In response to the situation, Writer's Bloc participants collaborated on a poem titled "After the Quarantine: A Communiqué from the Women's Huron Valley Correctional Facility.” The four-stanza piece reflects fear and ange—"Words cannot change that we are not sufficiently human enough to warrant effective treatment since, to the world, we are humans." But in the midst of mostly mournful stanzas, some lines echo solidarity and hope—"Heave your chest in the direction of coming together at just the right moment, seizing power in the palm of our hands."

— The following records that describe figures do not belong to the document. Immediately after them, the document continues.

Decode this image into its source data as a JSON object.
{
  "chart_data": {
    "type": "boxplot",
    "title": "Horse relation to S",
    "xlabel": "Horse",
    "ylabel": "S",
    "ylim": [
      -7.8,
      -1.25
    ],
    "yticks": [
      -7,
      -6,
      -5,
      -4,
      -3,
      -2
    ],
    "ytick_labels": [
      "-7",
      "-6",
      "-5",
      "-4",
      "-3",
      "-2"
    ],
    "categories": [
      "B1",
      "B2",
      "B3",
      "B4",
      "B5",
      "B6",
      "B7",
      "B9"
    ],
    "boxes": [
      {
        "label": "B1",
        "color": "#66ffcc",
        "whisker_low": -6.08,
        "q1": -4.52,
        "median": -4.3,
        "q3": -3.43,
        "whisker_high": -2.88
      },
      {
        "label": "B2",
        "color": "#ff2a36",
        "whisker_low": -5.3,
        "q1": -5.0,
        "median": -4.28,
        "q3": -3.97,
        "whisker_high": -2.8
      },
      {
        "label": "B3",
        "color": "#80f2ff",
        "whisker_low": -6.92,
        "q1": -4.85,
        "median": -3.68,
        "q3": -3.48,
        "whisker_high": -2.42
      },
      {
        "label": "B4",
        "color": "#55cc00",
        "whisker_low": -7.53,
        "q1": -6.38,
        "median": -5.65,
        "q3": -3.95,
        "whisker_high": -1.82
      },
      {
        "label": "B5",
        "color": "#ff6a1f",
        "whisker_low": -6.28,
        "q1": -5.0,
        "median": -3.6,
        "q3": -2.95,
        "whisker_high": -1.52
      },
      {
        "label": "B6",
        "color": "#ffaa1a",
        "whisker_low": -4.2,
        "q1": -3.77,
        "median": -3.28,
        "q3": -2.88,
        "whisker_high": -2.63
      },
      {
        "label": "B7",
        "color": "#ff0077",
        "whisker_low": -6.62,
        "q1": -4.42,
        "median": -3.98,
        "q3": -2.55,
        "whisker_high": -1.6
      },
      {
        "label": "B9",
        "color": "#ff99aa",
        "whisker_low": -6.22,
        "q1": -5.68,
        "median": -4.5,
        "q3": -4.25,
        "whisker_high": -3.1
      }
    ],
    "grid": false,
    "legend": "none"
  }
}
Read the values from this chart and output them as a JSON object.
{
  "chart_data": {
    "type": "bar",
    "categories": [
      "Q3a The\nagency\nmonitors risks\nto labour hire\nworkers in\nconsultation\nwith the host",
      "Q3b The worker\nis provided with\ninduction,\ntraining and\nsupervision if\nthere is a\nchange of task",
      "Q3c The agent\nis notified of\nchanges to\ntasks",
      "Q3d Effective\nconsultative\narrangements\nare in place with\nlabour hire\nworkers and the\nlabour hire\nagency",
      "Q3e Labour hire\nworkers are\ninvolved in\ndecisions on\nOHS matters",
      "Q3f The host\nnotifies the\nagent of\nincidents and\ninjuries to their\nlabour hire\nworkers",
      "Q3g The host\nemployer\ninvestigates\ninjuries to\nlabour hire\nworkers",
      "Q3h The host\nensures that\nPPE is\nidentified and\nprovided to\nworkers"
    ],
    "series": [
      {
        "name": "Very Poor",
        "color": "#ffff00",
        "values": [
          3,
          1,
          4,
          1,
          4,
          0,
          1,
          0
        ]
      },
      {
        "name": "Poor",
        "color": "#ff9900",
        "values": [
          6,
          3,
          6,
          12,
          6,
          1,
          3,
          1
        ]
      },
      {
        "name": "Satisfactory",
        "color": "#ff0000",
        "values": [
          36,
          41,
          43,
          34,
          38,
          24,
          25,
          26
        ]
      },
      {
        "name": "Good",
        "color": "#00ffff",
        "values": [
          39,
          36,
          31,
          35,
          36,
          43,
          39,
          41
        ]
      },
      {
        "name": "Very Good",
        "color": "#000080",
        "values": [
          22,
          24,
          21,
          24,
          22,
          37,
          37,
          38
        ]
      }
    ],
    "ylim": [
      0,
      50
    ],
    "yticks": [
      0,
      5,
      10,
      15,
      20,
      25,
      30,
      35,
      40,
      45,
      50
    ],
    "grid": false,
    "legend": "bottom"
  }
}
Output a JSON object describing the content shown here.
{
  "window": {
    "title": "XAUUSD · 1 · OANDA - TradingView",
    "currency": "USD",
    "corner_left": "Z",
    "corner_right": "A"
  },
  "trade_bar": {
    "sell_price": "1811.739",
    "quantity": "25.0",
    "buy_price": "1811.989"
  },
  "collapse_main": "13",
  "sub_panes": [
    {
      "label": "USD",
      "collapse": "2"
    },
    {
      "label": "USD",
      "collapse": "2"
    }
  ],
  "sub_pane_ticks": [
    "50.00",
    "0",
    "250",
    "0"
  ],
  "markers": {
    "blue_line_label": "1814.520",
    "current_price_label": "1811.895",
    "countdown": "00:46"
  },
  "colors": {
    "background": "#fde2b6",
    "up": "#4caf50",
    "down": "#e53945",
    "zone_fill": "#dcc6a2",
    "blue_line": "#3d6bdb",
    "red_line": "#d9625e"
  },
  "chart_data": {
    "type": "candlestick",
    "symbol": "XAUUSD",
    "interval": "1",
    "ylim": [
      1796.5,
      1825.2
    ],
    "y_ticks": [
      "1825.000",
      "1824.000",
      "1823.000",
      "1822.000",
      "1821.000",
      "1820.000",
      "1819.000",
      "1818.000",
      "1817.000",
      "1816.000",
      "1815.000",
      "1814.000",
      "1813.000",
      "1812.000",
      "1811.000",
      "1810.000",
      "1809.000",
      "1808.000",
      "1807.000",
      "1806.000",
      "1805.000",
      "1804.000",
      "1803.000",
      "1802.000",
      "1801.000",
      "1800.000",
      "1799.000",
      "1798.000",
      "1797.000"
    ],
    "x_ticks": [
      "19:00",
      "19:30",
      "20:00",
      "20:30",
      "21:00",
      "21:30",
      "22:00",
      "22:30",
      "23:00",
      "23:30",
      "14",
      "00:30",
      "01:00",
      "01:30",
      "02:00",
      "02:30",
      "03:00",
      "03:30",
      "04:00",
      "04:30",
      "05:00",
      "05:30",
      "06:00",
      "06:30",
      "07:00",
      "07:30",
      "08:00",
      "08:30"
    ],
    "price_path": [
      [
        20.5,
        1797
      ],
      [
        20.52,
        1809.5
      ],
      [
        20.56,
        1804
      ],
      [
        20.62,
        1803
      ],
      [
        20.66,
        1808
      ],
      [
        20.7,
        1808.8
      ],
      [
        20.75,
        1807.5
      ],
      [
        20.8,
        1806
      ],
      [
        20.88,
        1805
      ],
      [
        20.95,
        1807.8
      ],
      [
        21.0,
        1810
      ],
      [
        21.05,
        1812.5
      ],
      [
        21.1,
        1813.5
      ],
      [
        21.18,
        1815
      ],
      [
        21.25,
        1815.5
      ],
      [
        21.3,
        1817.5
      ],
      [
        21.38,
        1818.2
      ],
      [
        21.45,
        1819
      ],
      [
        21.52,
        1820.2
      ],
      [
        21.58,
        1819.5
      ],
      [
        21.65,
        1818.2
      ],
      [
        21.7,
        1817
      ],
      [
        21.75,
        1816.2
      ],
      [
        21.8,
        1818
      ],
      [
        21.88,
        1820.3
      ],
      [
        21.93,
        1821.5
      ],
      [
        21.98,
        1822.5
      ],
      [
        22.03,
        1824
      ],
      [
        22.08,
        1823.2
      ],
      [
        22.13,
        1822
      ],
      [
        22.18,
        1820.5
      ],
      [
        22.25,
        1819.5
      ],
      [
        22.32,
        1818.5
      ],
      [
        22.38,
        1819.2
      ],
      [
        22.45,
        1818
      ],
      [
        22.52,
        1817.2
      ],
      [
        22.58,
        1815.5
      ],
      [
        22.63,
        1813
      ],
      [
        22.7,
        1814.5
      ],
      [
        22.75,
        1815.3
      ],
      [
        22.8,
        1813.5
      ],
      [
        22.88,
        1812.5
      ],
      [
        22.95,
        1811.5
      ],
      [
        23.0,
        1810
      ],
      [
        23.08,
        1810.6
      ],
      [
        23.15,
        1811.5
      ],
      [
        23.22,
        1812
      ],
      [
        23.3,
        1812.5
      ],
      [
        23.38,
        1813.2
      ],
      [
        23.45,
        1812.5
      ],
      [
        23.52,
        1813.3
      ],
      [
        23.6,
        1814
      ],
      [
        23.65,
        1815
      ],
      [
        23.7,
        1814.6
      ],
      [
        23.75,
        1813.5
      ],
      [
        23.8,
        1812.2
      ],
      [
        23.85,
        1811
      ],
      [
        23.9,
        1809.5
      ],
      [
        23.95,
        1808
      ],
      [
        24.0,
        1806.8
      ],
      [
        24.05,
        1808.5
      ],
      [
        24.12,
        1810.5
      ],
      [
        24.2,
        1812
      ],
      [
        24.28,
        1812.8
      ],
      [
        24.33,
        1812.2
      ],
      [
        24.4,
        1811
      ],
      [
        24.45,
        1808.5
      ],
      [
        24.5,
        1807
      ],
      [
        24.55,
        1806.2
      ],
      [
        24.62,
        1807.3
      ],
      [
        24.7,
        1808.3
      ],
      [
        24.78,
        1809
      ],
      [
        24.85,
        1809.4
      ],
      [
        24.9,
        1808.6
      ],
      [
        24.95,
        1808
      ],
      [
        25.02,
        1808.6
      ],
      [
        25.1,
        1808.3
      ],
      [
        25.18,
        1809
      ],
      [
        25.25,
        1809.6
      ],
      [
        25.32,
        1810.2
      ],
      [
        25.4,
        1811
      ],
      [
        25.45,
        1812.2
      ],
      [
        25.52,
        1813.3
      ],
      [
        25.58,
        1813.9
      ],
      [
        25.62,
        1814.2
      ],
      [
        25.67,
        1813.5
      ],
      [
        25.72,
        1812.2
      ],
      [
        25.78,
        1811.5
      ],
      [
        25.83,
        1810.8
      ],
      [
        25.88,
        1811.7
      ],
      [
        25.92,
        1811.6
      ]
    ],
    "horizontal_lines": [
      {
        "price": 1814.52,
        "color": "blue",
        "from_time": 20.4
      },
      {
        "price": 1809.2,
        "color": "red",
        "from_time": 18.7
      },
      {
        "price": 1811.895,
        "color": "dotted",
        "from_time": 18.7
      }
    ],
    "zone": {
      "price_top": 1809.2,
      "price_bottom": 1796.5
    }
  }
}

Jennifer Harding, perhaps the most memorable speaker of the night, read several of the poems that she composed during the 13 months she spent in the correctional facility. "It was what nightmares are made of," she said of her time there. While in incarceration, she was a mother, a sexual assault victim, a recovering drug abuser and in the process of a divorce. Harding didn't go into detail about how she was treated at the facility but stated that, "Animals at the shelter get treated better." Poetry served as her escape. "When I say the poetry workshop really helped me find closure on some, obviously, pretty traumatic issues, I mean that," she said. "I don’t have nightmares anymore."

When the floor was opened for a Q&A session at the end of the night, one student in the front row offered a word of thanks to the facilitators and poets who shared their stories. "It's easy to bury these things that are hard to talk about," said first year psychology student Coreena Forstner. She believes the Writer's Bloc, "brings humanization out of such a dehumanizing environment."

Between Forstner and those students who approached Harding at the end of the night, many found the discussion to be eye-opening.

Sophomore Music Therapy student Nichol Sayer, has been to other Star Lectures in years past but felt that this one stood out because of the format and content. "I think that sometimes, the Star Lectures can sound kind of boring but this one [was] exciting and it [was] interesting," she said. She went on to say that while the Women's Huron Valley Correctional Facility is just 20 minutes from campus, students never hear of what happens there. "We don’t really talk about prisons, so that narrative is unique."

Harding herself was moved by the experience, as well. "I think when you go to prison, when you [are incarcerated], you have this overwhelming sense of ‘What is this doing? What is this for? What good is going to come out of this?’" she said. "In my case, I was super lucky, because this [discussion] came out of this."